Pretty much everything except “Pause.” For the love of pete, I could not figure out how to pause this game, other than by pulling up the Kinect menu with the default post (right hand down by your side, left hand held out at a 45 degree angle). Incidentally, this was how I found out you could skip cutscenes. I was flailing my hands around and shouting “PAUSE!” so I could go to the bathroom. Who knew.

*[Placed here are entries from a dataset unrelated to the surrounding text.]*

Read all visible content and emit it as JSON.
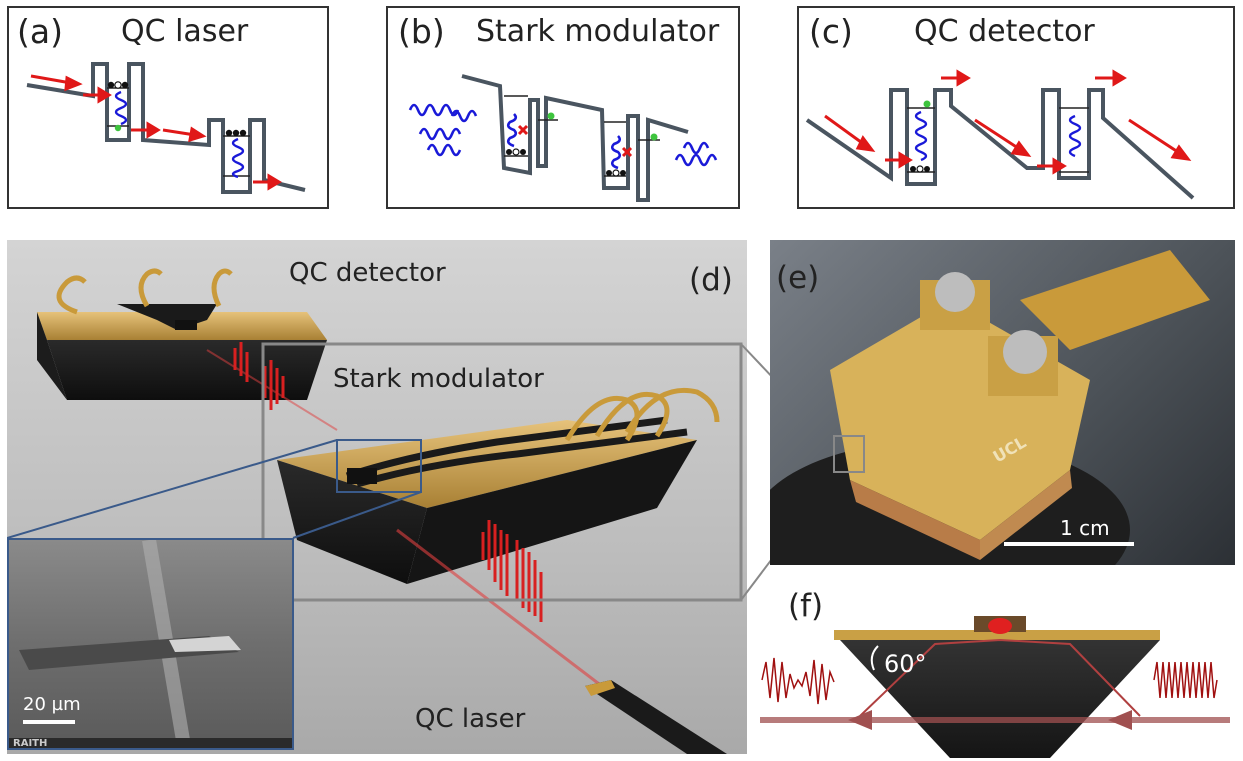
{
  "panels": {
    "a": {
      "letter": "(a)",
      "title": "QC laser"
    },
    "b": {
      "letter": "(b)",
      "title": "Stark modulator"
    },
    "c": {
      "letter": "(c)",
      "title": "QC detector"
    },
    "d": {
      "letter": "(d)",
      "detector_label": "QC detector",
      "modulator_label": "Stark modulator",
      "laser_label": "QC laser"
    },
    "e": {
      "letter": "(e)",
      "scale_label": "1 cm",
      "logo_text": "UCL"
    },
    "f": {
      "letter": "(f)",
      "angle_label": "60°"
    },
    "sem": {
      "scale_label": "20 µm",
      "brand": "RAITH"
    }
  },
  "colors": {
    "band": "#4a5560",
    "arrow": "#e01818",
    "wave": "#1a1ad8",
    "electron_green": "#3ec43e",
    "gold": "#c8a040",
    "beam": "#a04040"
  }
}
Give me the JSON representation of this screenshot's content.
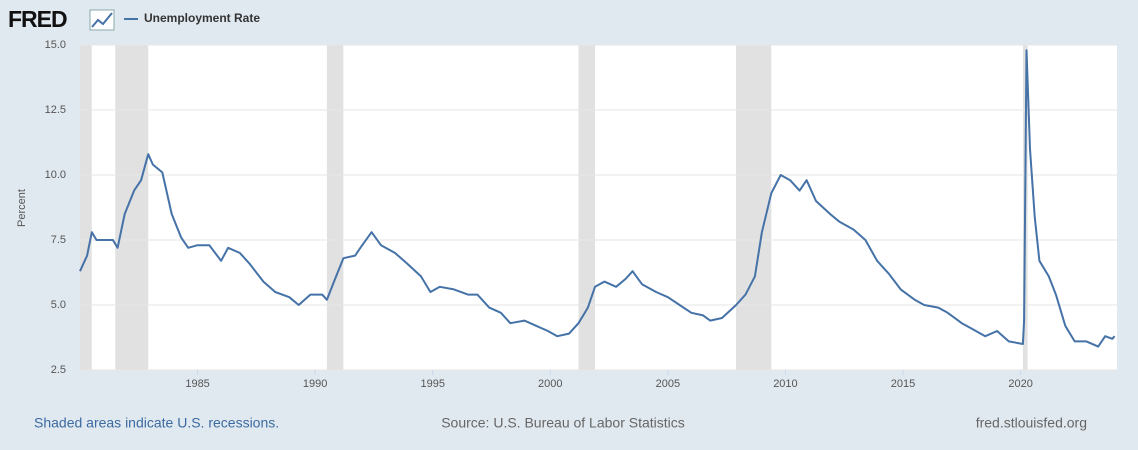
{
  "chart_data": {
    "type": "line",
    "logo": "FRED",
    "legend_label": "Unemployment Rate",
    "ylabel": "Percent",
    "note": "Shaded areas indicate U.S. recessions.",
    "source": "Source: U.S. Bureau of Labor Statistics",
    "site": "fred.stlouisfed.org",
    "color": "#4572a7",
    "grid": true,
    "xlim": [
      1980,
      2024.1
    ],
    "xticks": [
      1985,
      1990,
      1995,
      2000,
      2005,
      2010,
      2015,
      2020
    ],
    "ylim": [
      2.5,
      15
    ],
    "yticks": [
      {
        "value": 2.5,
        "label": "2.5"
      },
      {
        "value": 5,
        "label": "5.0"
      },
      {
        "value": 7.5,
        "label": "7.5"
      },
      {
        "value": 10,
        "label": "10.0"
      },
      {
        "value": 12.5,
        "label": "12.5"
      },
      {
        "value": 15,
        "label": "15.0"
      }
    ],
    "recessions": [
      [
        1980.0,
        1980.5
      ],
      [
        1981.5,
        1982.9
      ],
      [
        1990.5,
        1991.2
      ],
      [
        2001.2,
        2001.9
      ],
      [
        2007.9,
        2009.4
      ],
      [
        2020.1,
        2020.3
      ]
    ],
    "x": [
      1980.0,
      1980.3,
      1980.5,
      1980.7,
      1981.0,
      1981.4,
      1981.6,
      1981.9,
      1982.3,
      1982.6,
      1982.9,
      1983.1,
      1983.5,
      1983.9,
      1984.3,
      1984.6,
      1985.0,
      1985.5,
      1986.0,
      1986.3,
      1986.8,
      1987.2,
      1987.8,
      1988.3,
      1988.9,
      1989.3,
      1989.8,
      1990.3,
      1990.5,
      1990.8,
      1991.2,
      1991.7,
      1992.0,
      1992.4,
      1992.8,
      1993.4,
      1993.9,
      1994.5,
      1994.9,
      1995.3,
      1995.9,
      1996.5,
      1996.9,
      1997.4,
      1997.9,
      1998.3,
      1998.9,
      1999.4,
      1999.9,
      2000.3,
      2000.8,
      2001.2,
      2001.6,
      2001.9,
      2002.3,
      2002.8,
      2003.2,
      2003.5,
      2003.9,
      2004.5,
      2005.0,
      2005.5,
      2006.0,
      2006.5,
      2006.8,
      2007.3,
      2007.9,
      2008.3,
      2008.7,
      2009.0,
      2009.4,
      2009.8,
      2010.2,
      2010.6,
      2010.9,
      2011.3,
      2011.9,
      2012.3,
      2012.9,
      2013.4,
      2013.9,
      2014.4,
      2014.9,
      2015.5,
      2015.9,
      2016.5,
      2016.9,
      2017.5,
      2017.9,
      2018.5,
      2019.0,
      2019.5,
      2020.1,
      2020.15,
      2020.25,
      2020.4,
      2020.6,
      2020.8,
      2021.2,
      2021.5,
      2021.9,
      2022.3,
      2022.8,
      2023.3,
      2023.6,
      2023.9,
      2024.0
    ],
    "values": [
      6.3,
      6.9,
      7.8,
      7.5,
      7.5,
      7.5,
      7.2,
      8.5,
      9.4,
      9.8,
      10.8,
      10.4,
      10.1,
      8.5,
      7.6,
      7.2,
      7.3,
      7.3,
      6.7,
      7.2,
      7.0,
      6.6,
      5.9,
      5.5,
      5.3,
      5.0,
      5.4,
      5.4,
      5.2,
      5.9,
      6.8,
      6.9,
      7.3,
      7.8,
      7.3,
      7.0,
      6.6,
      6.1,
      5.5,
      5.7,
      5.6,
      5.4,
      5.4,
      4.9,
      4.7,
      4.3,
      4.4,
      4.2,
      4.0,
      3.8,
      3.9,
      4.3,
      4.9,
      5.7,
      5.9,
      5.7,
      6.0,
      6.3,
      5.8,
      5.5,
      5.3,
      5.0,
      4.7,
      4.6,
      4.4,
      4.5,
      5.0,
      5.4,
      6.1,
      7.8,
      9.3,
      10.0,
      9.8,
      9.4,
      9.8,
      9.0,
      8.5,
      8.2,
      7.9,
      7.5,
      6.7,
      6.2,
      5.6,
      5.2,
      5.0,
      4.9,
      4.7,
      4.3,
      4.1,
      3.8,
      4.0,
      3.6,
      3.5,
      4.4,
      14.8,
      11.0,
      8.4,
      6.7,
      6.1,
      5.4,
      4.2,
      3.6,
      3.6,
      3.4,
      3.8,
      3.7,
      3.8
    ]
  }
}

You’ll Definitely Pay To Ride
No one rides for free, right? In the case of Sonic Free Riders, that’s definitely true. Except the currency you’ll be paying with is actually sweat, and in some cases, tears. Maybe even blood. Kinect wants you to know that “You are the controller,” and nothing hammers that point home more than an extended period of time playing this title. Unless you’re Michael Phelps, you’ll be sweating by the time you finish your first full race, and just the tutorials alone will have you breathing hard. Not that America couldn’t benefit from a little more workout, but dang.
Should A Learning Curve Be This Steep?
While I’m not a spry 14 year-old kid, I definitely have the moves that should be able to skate Sonic around the track easily enough, but many times I was dumbfounded to be running into walls, missing jumps that I seemingly nailed spot-on, or completely failing to snag rings, despite my outstretched hand. What mocked me more was Sonic onscreen, with his hand down by his side. Why does the Kinect Sensor not play well with this game!
Ideally, you shouldn’t have to work incredibly hard to play basic courses, because no one (and I mean, no one) wants to relive Battletoads. Sonic’s problem isn’t difficulty, but in the fact that sometimes the Kinect just didn’t seem to handle what we were throwing at it. Granted, that was about 20% of the time, and the other 80% were spent in pure enjoyment.
But ultimately, the snags were enough to pull this down from a 4 to a 3. Young kids will especially enjoy playing this game, although the same difficulties may frustrate them as well. If the wrinkles could be ironed out, this is a game with a lot of depth, and more fun that you’d think.